Property | Configuration |
---|---|
User name | User name |
After configuring the connection, give it a display name (mandatory) and a description (optional).
HDFS dataset
Property | Configuration | |
---|---|---|
Dataset name | Enter a display name for the dataset. This name will be used as a unique identifier of the dataset in all Talend Cloud apps. | |
Connection | Select your connection in the list. If you are creating a dataset based on an existing connection, this field is read-only. |
Property | Configuration |
---|---|
Path | Enter the path pointing to the data to be retrieved in the file system. |
Property | Configuration |
---|---|
Auto detect | Click this button to automatically detect the format of the data to be retrieved. |
Format | Alternatively, select in the list the format of the file to be retrieved and
enter or select the information related to this file format:
|
Additional parameters might be displayed depending on whether the connector is used as a
source or destination dataset:
- For HDFS source datasets:
- Force parallelism—ignore escape char and text enclosure parameters: Enable this option if you want to ignore the escape characters and the characters used to enclose the text in your file.

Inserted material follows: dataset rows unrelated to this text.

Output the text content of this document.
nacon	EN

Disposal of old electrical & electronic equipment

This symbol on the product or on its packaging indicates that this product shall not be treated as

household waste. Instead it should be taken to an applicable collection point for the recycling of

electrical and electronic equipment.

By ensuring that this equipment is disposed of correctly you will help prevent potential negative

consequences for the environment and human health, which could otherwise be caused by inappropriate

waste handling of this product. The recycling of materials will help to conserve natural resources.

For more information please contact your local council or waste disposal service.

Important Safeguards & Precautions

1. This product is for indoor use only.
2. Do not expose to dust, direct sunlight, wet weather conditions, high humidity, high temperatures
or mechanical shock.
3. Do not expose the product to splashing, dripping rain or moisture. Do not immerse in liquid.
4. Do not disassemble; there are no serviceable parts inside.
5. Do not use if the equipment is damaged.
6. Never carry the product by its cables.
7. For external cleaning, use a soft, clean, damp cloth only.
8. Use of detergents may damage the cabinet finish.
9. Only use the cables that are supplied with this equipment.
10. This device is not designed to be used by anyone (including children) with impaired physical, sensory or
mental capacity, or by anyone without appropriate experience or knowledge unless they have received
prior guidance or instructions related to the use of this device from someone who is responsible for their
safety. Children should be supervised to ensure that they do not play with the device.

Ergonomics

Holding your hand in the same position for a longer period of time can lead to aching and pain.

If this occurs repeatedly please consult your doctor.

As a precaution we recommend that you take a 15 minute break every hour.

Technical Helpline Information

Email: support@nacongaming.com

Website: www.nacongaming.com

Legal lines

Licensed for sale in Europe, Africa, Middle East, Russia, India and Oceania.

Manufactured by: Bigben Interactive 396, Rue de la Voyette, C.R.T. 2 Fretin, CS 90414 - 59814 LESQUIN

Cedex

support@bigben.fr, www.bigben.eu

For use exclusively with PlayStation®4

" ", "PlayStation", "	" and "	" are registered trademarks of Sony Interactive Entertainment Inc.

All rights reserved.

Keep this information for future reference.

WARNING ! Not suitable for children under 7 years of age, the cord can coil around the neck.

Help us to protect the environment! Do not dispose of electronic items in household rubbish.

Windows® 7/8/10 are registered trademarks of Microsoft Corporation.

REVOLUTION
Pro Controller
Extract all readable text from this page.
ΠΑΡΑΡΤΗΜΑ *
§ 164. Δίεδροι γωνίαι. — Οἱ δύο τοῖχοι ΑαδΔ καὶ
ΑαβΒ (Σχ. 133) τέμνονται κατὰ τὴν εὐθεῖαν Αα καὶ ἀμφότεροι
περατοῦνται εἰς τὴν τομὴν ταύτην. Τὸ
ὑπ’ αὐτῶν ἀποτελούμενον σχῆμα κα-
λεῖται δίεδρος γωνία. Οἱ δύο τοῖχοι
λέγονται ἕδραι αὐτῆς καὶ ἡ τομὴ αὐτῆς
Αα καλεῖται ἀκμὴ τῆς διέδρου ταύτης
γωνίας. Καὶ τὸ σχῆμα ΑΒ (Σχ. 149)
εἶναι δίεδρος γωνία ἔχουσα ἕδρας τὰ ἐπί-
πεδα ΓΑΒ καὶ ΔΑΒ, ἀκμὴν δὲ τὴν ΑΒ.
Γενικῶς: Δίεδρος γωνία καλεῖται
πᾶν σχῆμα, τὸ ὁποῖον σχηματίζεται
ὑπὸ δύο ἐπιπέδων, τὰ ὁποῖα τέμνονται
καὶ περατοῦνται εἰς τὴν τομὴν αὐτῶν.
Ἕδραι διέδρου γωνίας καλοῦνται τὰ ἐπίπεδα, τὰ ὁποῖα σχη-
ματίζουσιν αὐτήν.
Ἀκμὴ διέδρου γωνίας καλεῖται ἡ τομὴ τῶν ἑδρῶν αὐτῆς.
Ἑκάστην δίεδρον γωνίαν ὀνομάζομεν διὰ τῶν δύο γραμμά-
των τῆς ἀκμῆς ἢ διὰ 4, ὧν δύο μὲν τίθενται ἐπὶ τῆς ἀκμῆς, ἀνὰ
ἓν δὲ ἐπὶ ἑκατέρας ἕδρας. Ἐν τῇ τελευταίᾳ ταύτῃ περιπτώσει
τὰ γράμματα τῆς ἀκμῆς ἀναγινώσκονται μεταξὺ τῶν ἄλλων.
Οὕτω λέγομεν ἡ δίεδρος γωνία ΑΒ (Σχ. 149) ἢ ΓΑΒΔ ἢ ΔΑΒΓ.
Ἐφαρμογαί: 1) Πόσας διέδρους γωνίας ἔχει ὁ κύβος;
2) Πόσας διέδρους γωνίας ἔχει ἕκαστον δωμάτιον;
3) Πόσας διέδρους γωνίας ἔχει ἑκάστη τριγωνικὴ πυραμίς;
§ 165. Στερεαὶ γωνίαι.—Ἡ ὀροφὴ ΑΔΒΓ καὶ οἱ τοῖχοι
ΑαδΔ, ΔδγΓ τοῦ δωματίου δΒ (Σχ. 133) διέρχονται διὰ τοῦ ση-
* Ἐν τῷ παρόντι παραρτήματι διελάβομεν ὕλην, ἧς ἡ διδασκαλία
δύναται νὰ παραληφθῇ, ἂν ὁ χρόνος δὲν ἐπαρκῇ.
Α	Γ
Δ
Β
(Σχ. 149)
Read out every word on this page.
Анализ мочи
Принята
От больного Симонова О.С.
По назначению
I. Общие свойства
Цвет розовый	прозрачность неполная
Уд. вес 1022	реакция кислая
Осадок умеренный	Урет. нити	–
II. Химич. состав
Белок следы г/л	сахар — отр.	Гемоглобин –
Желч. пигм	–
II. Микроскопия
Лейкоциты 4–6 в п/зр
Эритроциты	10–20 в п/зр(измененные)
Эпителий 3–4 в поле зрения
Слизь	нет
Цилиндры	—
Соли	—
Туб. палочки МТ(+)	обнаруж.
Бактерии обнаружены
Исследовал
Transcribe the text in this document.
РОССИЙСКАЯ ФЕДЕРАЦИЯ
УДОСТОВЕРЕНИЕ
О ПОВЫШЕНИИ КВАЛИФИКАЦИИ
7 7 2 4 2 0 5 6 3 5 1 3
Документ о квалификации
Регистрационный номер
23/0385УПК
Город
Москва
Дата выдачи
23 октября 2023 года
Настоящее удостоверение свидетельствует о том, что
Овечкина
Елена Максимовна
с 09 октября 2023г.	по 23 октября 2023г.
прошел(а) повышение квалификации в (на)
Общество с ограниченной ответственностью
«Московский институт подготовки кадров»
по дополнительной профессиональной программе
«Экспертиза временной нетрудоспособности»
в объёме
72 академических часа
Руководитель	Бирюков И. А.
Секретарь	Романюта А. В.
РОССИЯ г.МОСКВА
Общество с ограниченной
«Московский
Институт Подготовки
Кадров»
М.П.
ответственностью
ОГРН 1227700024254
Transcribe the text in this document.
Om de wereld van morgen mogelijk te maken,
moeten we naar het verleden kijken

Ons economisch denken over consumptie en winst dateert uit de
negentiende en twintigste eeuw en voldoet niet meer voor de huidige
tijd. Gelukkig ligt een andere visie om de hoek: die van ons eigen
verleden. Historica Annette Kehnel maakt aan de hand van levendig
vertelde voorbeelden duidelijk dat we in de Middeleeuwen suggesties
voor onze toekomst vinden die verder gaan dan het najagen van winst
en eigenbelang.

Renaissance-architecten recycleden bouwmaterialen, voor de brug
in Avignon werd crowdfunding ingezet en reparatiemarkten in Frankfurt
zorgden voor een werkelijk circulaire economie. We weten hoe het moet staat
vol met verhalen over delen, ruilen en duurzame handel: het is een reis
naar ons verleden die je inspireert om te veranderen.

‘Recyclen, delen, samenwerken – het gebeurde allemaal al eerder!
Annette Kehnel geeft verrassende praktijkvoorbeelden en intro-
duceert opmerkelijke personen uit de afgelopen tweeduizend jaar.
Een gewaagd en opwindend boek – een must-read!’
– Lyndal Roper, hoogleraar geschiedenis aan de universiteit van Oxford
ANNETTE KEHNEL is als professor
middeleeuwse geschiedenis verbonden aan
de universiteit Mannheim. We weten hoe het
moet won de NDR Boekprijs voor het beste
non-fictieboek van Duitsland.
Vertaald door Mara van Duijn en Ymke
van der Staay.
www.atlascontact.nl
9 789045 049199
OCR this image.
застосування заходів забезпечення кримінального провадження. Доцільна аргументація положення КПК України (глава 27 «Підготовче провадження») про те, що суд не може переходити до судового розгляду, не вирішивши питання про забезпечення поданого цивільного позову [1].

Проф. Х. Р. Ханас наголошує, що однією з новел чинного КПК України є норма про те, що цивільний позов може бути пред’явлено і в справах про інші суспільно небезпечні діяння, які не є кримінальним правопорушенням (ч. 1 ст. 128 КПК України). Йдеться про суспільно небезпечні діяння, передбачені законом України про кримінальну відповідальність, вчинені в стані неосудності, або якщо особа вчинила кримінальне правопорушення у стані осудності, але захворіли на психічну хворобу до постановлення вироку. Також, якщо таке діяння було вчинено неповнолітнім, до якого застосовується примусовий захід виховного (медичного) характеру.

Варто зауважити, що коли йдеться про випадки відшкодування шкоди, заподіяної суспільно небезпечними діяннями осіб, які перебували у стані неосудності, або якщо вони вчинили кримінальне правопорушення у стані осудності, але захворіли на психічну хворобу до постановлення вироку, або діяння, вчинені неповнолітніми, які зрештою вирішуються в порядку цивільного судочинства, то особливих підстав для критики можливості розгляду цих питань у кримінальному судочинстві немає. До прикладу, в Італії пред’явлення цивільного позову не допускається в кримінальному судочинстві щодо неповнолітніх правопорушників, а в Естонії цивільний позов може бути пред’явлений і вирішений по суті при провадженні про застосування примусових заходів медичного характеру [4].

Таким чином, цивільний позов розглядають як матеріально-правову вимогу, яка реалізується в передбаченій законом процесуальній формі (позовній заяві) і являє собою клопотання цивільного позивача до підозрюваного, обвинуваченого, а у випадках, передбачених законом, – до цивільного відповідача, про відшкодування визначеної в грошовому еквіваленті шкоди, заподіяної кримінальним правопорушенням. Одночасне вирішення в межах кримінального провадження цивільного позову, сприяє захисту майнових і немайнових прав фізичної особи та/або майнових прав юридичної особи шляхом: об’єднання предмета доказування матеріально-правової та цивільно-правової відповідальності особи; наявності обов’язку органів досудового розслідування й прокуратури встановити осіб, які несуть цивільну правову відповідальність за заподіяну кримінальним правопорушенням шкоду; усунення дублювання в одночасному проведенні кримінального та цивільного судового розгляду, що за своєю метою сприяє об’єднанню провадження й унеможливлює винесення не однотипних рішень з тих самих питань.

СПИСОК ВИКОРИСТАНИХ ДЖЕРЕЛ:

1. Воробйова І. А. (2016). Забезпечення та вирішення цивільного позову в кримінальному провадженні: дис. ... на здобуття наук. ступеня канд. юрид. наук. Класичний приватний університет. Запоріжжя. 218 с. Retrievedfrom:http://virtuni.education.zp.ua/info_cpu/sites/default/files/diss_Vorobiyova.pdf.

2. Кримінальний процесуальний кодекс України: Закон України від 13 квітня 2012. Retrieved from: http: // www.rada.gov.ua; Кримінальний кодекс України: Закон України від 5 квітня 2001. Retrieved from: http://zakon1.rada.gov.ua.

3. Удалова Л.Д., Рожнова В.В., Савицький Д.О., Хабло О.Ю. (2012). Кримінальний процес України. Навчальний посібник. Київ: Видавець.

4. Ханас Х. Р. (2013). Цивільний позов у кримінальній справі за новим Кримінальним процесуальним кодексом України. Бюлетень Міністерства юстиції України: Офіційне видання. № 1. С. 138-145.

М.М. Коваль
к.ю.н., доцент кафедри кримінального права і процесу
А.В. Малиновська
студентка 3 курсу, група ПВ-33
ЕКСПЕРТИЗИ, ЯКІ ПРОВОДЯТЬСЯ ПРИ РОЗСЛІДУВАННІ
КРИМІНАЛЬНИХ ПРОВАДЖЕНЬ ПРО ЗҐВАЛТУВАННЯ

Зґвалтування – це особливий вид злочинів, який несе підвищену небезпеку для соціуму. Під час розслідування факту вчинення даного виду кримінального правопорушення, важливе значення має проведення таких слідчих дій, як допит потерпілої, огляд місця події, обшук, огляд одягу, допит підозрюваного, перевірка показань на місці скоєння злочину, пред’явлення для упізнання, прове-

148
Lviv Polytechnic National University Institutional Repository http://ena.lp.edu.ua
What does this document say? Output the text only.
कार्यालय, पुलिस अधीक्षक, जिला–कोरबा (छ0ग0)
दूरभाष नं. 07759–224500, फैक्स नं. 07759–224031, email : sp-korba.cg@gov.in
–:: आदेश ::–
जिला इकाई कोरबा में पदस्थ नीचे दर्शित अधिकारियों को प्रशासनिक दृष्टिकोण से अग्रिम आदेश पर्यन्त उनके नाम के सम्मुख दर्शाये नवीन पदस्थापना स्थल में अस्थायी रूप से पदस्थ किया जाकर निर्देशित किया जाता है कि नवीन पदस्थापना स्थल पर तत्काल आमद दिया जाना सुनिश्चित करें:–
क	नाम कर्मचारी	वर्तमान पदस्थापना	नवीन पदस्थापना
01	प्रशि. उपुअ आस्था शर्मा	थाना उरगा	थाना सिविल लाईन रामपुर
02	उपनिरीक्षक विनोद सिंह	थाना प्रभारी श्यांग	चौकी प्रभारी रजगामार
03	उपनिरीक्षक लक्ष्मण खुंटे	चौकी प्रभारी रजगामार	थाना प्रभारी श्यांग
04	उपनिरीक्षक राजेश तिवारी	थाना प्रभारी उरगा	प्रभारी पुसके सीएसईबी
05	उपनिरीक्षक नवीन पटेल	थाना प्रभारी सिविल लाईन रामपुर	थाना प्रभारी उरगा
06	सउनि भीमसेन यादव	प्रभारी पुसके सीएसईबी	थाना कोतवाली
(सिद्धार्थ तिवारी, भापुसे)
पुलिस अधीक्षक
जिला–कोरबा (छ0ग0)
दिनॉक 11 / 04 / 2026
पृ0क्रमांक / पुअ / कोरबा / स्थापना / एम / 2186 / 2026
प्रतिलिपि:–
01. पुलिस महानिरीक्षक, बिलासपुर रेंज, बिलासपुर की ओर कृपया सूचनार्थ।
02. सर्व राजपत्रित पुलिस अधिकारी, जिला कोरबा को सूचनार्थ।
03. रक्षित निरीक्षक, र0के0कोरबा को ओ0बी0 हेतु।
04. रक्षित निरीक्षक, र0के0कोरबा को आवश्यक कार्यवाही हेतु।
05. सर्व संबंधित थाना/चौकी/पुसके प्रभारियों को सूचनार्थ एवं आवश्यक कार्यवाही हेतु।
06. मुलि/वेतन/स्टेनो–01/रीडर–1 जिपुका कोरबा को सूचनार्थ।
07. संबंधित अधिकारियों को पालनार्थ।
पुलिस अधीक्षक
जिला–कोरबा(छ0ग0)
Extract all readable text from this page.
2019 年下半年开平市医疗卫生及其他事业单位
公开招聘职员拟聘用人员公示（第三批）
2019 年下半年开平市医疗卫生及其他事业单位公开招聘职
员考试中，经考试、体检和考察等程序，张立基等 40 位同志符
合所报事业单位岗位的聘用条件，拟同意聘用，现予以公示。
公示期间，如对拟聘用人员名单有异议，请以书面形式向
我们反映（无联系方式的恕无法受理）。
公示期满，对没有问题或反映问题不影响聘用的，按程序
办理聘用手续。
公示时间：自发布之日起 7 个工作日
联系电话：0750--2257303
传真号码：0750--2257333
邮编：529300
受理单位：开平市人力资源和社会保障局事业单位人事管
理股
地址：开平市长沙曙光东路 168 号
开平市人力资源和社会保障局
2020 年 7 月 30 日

- For HDFS destination datasets:
- Overwrite: Enable this option if the file already exists and you want to overwrite its content.
- Merge output: Enable this option if the file already exists and you want to merge the existing and updated file content.
- Map input column names to output: This option only applies to files with CSV, JSON, or Excel format. It ensures that the input and output field names are identical.